The Contents of My Purse

I think it will be the bane and boon for every woman over the age of 44: the well-stocked purse.  You know…the middle-aged woman who works with you in your office; the go-to lady when you have a headache, an acidic stomach, or your button has fallen off and you’ll get either a safety pin, or some highly skilled tailor services for free and said button is repaired.  When disaster befalls your office, she is the one with some chocolate to soothe the nerves, and perhaps, even, a book that materializes out of her magic bag to distract or inform the beleaguered office worker.

Ah, yes.

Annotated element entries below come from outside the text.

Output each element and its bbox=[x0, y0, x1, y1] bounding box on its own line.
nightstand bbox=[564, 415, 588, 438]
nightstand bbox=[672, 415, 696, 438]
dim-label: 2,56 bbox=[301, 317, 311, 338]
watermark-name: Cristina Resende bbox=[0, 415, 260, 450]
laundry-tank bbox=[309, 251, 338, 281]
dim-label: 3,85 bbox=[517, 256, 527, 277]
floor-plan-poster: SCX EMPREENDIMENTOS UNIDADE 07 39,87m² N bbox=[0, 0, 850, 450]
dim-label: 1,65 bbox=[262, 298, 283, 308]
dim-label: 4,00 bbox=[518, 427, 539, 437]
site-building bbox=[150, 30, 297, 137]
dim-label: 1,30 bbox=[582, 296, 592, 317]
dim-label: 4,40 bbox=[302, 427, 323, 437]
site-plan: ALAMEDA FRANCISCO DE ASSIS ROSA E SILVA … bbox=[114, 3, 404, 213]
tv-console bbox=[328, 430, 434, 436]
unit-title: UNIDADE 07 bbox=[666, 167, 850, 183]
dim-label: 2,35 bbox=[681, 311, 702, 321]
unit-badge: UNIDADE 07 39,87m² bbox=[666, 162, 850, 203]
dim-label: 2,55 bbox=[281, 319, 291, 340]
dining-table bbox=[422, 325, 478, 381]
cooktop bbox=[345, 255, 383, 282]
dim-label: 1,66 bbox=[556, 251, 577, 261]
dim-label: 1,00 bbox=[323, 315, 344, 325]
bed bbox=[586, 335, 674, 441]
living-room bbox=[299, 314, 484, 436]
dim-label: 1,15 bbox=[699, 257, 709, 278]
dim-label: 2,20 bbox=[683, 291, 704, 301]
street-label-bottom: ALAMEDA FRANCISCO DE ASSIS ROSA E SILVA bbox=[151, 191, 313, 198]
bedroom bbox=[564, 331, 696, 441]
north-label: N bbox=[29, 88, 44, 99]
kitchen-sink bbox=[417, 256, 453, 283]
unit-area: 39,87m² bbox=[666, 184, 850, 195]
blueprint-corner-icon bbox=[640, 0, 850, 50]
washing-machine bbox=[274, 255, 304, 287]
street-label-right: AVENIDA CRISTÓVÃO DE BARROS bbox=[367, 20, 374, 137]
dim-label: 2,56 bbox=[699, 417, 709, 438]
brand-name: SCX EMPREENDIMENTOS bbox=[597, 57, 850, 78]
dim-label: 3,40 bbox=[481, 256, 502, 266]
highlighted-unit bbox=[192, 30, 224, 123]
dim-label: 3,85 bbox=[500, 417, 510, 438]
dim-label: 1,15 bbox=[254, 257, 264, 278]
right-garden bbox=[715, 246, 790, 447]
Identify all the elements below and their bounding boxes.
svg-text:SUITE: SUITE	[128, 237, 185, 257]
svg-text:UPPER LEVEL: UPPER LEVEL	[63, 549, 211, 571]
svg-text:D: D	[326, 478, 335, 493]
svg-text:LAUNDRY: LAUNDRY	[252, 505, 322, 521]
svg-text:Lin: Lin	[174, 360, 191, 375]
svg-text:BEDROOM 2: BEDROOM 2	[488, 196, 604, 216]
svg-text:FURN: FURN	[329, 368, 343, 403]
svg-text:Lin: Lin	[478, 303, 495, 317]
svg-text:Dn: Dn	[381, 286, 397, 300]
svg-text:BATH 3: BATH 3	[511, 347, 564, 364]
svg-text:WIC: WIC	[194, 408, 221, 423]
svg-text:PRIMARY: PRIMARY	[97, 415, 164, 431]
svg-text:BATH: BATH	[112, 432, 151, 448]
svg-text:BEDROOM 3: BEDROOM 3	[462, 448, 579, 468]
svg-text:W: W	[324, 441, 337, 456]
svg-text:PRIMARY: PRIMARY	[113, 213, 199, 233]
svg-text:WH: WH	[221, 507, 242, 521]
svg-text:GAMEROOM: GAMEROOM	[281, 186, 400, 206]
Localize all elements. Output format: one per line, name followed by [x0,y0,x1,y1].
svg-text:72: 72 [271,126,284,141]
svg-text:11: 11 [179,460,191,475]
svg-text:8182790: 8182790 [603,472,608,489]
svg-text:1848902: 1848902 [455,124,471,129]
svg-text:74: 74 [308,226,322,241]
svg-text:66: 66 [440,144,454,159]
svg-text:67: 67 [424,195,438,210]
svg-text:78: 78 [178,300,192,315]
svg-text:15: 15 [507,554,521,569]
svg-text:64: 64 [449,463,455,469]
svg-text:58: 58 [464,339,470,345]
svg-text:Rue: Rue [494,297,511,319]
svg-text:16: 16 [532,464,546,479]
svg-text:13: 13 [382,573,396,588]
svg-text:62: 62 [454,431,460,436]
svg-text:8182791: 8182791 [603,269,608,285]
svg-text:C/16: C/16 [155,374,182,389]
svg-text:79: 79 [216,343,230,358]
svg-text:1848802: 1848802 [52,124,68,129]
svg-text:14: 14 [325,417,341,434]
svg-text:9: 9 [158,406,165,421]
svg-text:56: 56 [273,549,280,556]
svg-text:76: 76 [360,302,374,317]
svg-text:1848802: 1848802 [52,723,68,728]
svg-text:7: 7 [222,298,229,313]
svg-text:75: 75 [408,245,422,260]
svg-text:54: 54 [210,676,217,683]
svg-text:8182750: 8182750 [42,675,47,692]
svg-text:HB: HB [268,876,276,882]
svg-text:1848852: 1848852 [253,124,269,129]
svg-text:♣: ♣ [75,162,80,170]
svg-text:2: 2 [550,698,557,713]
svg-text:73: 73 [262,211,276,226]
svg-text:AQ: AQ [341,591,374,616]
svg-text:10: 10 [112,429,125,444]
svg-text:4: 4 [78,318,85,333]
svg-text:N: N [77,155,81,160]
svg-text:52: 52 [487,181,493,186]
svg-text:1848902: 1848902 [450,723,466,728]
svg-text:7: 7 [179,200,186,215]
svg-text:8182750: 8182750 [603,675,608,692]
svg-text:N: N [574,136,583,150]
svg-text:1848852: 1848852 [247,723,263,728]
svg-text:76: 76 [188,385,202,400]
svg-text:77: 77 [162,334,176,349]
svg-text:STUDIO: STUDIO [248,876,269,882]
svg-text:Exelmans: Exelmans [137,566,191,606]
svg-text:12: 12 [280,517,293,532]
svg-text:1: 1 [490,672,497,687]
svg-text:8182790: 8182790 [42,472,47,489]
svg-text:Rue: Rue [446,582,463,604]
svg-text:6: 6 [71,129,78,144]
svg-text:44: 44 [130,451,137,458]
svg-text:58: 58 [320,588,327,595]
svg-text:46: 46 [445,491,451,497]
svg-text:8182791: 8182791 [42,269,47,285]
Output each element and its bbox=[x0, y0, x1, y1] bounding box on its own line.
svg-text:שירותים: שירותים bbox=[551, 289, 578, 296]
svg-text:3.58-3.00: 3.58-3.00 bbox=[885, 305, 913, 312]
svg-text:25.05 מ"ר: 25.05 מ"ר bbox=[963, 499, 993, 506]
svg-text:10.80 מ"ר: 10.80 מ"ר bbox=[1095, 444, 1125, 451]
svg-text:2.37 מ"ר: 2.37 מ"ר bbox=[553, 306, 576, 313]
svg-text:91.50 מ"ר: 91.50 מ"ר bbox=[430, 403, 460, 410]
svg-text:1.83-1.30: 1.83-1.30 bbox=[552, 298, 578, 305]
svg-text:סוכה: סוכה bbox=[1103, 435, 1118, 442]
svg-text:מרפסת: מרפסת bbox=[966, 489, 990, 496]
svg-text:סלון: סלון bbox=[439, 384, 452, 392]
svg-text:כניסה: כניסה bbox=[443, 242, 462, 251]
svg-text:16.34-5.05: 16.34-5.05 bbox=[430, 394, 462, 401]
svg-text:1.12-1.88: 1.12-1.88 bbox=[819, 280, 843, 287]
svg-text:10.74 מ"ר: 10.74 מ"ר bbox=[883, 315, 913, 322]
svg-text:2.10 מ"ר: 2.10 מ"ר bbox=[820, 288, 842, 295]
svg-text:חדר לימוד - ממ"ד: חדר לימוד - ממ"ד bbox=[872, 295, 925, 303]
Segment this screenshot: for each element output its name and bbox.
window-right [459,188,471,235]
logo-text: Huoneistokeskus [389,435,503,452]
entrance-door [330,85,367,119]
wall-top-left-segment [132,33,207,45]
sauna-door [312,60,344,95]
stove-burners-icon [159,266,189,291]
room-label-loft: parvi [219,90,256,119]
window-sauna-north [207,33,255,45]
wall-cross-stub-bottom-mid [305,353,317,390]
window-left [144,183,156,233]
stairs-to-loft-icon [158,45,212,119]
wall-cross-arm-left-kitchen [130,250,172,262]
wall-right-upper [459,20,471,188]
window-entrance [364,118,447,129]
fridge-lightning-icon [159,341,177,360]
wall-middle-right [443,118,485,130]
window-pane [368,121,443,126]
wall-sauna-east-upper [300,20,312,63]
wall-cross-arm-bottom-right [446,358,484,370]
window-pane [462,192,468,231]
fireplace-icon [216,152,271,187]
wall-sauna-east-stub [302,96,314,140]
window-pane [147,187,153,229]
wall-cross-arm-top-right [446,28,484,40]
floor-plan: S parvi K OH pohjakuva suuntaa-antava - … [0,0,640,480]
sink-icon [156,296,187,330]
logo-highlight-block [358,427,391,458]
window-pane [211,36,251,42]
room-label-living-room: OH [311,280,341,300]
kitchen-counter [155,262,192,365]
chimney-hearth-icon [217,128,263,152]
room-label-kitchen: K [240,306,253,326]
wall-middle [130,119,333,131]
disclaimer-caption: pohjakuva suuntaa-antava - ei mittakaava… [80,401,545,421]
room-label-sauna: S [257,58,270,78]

A random pic of the interior of my purse to illustrate my point. Beanos, hand sanitizer, aspirin, cough drops, kleenex, and I know there’s Immodium and Tums in there somewhere!

After all the services you have received from her, there is still a little joke that runs around the office about her age. Yes, the old lady’s purse, and the more she carries, the older she is. And you will never do that, because you’ll be young forever…Or something to that effect.

Yet here I am, carrying, in effect, the contents of a pharmacy. (See image) I have also come to the conclusion that, as I grow older, I don’t care what the young ones think; I’m a middle-aged woman who doesn’t want to feel uncomfortable just so I can be hip, because that’s not happening no matter what I do!

So go ahead and feel smug in your youth. Make the jokes, because I’m going to laugh at them also, knowing eventually, the joke is ultimately on all of us!